C2_W2_Computation graph (Optional)


How is the derivative of J = (1/2)d^2 will be 2. It should be 1 since 1/2 will be multiplied by 2. Attaching an image for your reference.

Hi @Sai_Shodhan_Rao
Welcome to the community!

You are right that would be explain in the optional lab like image below, but I think that the prof said that to show how would be the change if we change the variable d only without the half factor

Best Regards,

Thank you for the response @AbdElRhaman_Fakhry.

So, ideally, dJ doesn’t change at all irrespective of d since it will always be divided by 2. dJ changes at the same rate as d. Then what is the use of having its derivative here since it changes exactly like the input?

Also, I would like to know how these derivatives(or backpropagation) are helping to do the entire math in n+p computations instead of n*p as in the case of forward propagation.

HI @Sai_Shodhan_Rao
We do that to be more general ovel all cost function because there are many types of cost function and every type the dj change according to the equation of each type.
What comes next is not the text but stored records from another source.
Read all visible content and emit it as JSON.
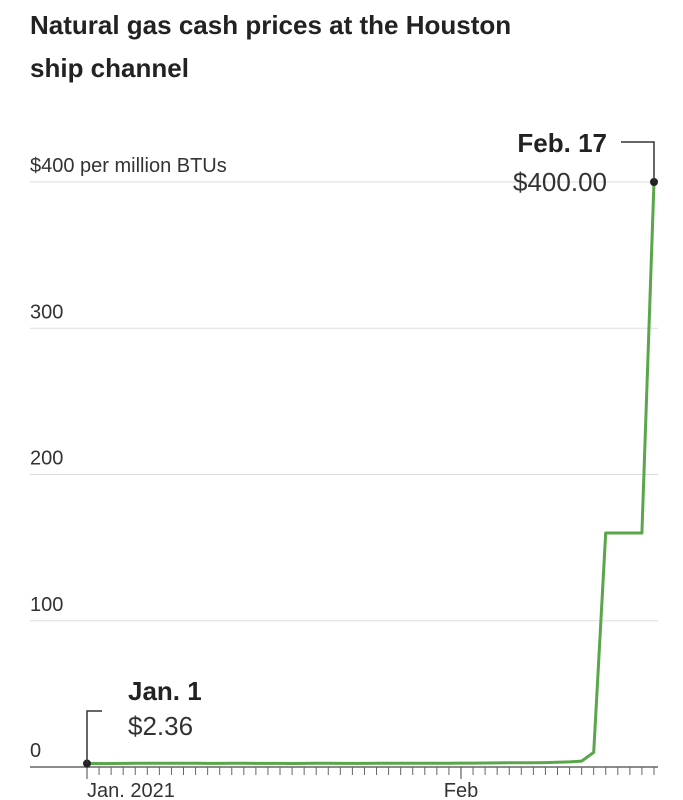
{
  "chart_data": {
    "type": "line",
    "title": "Natural gas cash prices at the Houston ship channel",
    "x": [
      "2021-01-01",
      "2021-01-02",
      "2021-01-03",
      "2021-01-04",
      "2021-01-05",
      "2021-01-06",
      "2021-01-07",
      "2021-01-08",
      "2021-01-09",
      "2021-01-10",
      "2021-01-11",
      "2021-01-12",
      "2021-01-13",
      "2021-01-14",
      "2021-01-15",
      "2021-01-16",
      "2021-01-17",
      "2021-01-18",
      "2021-01-19",
      "2021-01-20",
      "2021-01-21",
      "2021-01-22",
      "2021-01-23",
      "2021-01-24",
      "2021-01-25",
      "2021-01-26",
      "2021-01-27",
      "2021-01-28",
      "2021-01-29",
      "2021-01-30",
      "2021-01-31",
      "2021-02-01",
      "2021-02-02",
      "2021-02-03",
      "2021-02-04",
      "2021-02-05",
      "2021-02-06",
      "2021-02-07",
      "2021-02-08",
      "2021-02-09",
      "2021-02-10",
      "2021-02-11",
      "2021-02-12",
      "2021-02-13",
      "2021-02-14",
      "2021-02-15",
      "2021-02-16",
      "2021-02-17"
    ],
    "series": [
      {
        "name": "Houston ship channel",
        "color": "#5aa64a",
        "values": [
          2.36,
          2.4,
          2.4,
          2.45,
          2.5,
          2.5,
          2.55,
          2.5,
          2.5,
          2.5,
          2.45,
          2.45,
          2.5,
          2.5,
          2.45,
          2.45,
          2.45,
          2.4,
          2.45,
          2.5,
          2.5,
          2.45,
          2.45,
          2.45,
          2.5,
          2.55,
          2.6,
          2.6,
          2.6,
          2.6,
          2.6,
          2.65,
          2.7,
          2.75,
          2.8,
          2.9,
          2.9,
          2.9,
          3,
          3.2,
          3.5,
          4,
          10,
          160,
          160,
          160,
          160,
          400
        ]
      }
    ],
    "xlim": [
      "2021-01-01",
      "2021-02-17"
    ],
    "xticks": [
      {
        "value": "2021-01-01",
        "label": "Jan. 2021"
      },
      {
        "value": "2021-02-01",
        "label": "Feb"
      }
    ],
    "ylim": [
      0,
      400
    ],
    "yticks": [
      0,
      100,
      200,
      300,
      {
        "value": 400,
        "label": "$400 per million BTUs"
      }
    ],
    "grid": true,
    "annotations": [
      {
        "date": "Jan. 1",
        "value": "$2.36"
      },
      {
        "date": "Feb. 17",
        "value": "$400.00"
      }
    ]
  }
}
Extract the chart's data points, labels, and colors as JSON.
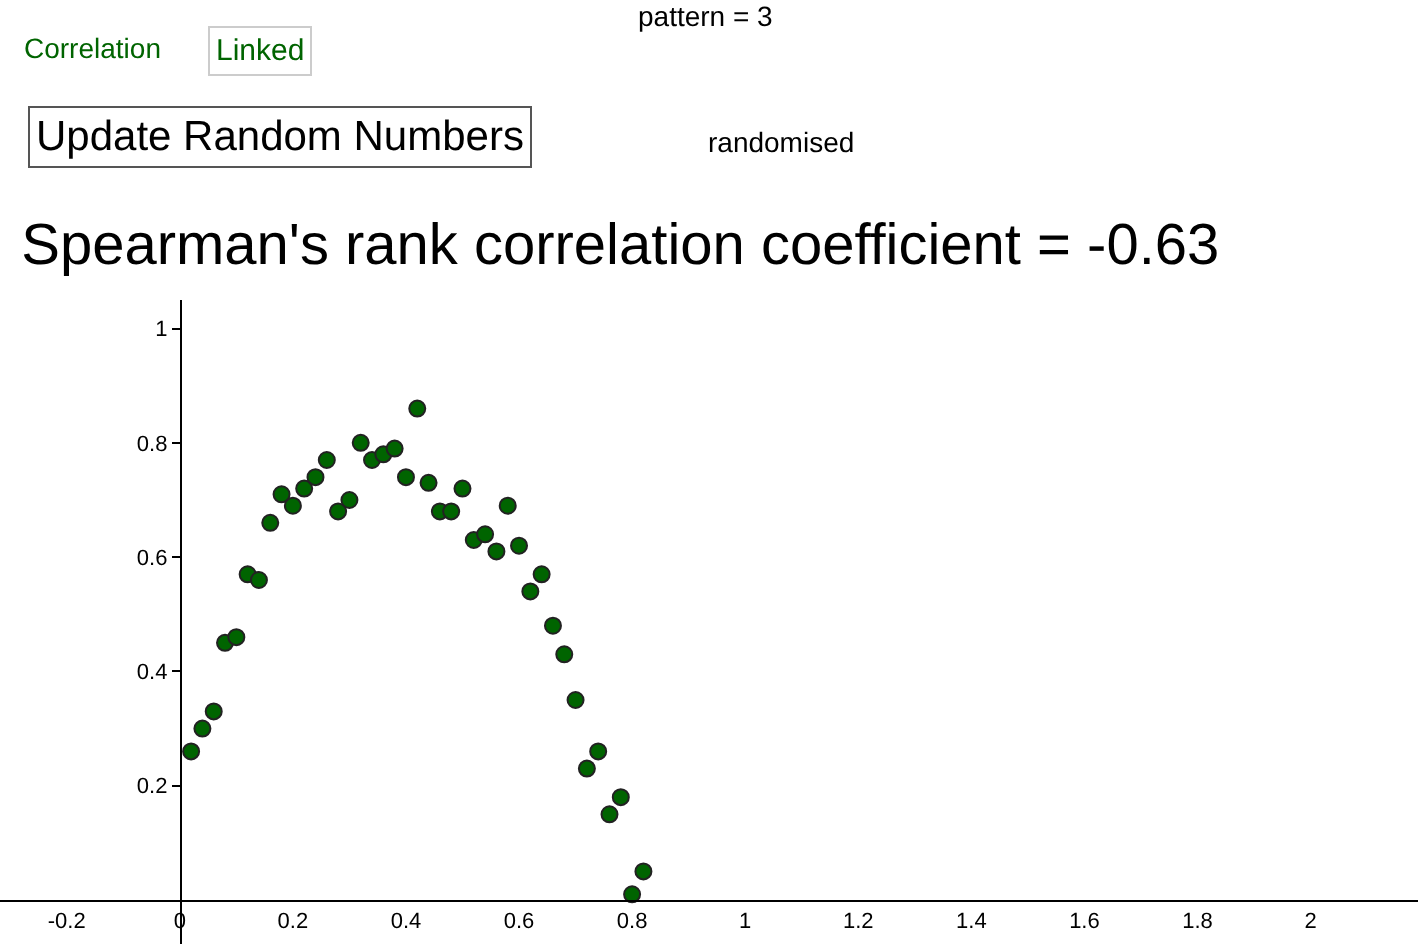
{
  "chart_data": {
    "type": "scatter",
    "title": "Spearman's rank correlation coefficient = -0.63",
    "annotations": [
      "Correlation",
      "Linked",
      "pattern = 3",
      "Update Random Numbers",
      "randomised"
    ],
    "x": [
      0.02,
      0.04,
      0.06,
      0.08,
      0.1,
      0.12,
      0.14,
      0.16,
      0.18,
      0.2,
      0.22,
      0.24,
      0.26,
      0.28,
      0.3,
      0.32,
      0.34,
      0.36,
      0.38,
      0.4,
      0.42,
      0.44,
      0.46,
      0.48,
      0.5,
      0.52,
      0.54,
      0.56,
      0.58,
      0.6,
      0.62,
      0.64,
      0.66,
      0.68,
      0.7,
      0.72,
      0.74,
      0.76,
      0.78,
      0.8,
      0.82
    ],
    "series": [
      {
        "color": "#006400",
        "values": [
          0.26,
          0.3,
          0.33,
          0.45,
          0.46,
          0.57,
          0.56,
          0.66,
          0.71,
          0.69,
          0.72,
          0.74,
          0.77,
          0.68,
          0.7,
          0.8,
          0.77,
          0.78,
          0.79,
          0.74,
          0.86,
          0.73,
          0.68,
          0.68,
          0.72,
          0.63,
          0.64,
          0.61,
          0.69,
          0.62,
          0.54,
          0.57,
          0.48,
          0.43,
          0.35,
          0.23,
          0.26,
          0.15,
          0.18,
          0.01,
          0.05
        ]
      }
    ],
    "xlim": [
      -0.318,
      2.19
    ],
    "ylim": [
      -0.077,
      1.05
    ],
    "xticks": [
      -0.2,
      {
        "value": 0,
        "label": "0"
      },
      0.2,
      0.4,
      0.6,
      0.8,
      1,
      1.2,
      1.4,
      1.6,
      1.8,
      2
    ],
    "yticks": [
      0.2,
      0.4,
      0.6,
      0.8,
      1
    ],
    "marker": "circle"
  }
}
IF you doing (partial drivative)gradient gescent form right to left this mean that you doingpartial derivative calculation for each parameter at his own and you didn’t benefit from the chain rule or past calculations in the next calculations this is inefficient way and if you have N nodels and P parameters the number of calculation you want to compute to update parameters is N * P but if you doing gradient descent from back(right to lift) the cost function to the parameters, in the other words you used the chain rule benefits(past calulation in next calculations) the the number of calculation you want to compute to update parameters is N + P, and that is efficient way like the image above

Best Regards,


Got it. Thank you for the explanation.!!

I was confused by this as well and assumed that the derivative of J w.r.t d was 1, but this is not correct. The derivative of J(d) = (1/2)d^2 w.r.t d is J’(d) = d. Now here’s the part that I missed, the rate of change depends on the value of d. We need to plug the actual value of d into J’(d) = d. So in the example that you provided, when d = 2, the rate of change is 2. So that is how the prof came to the value 2.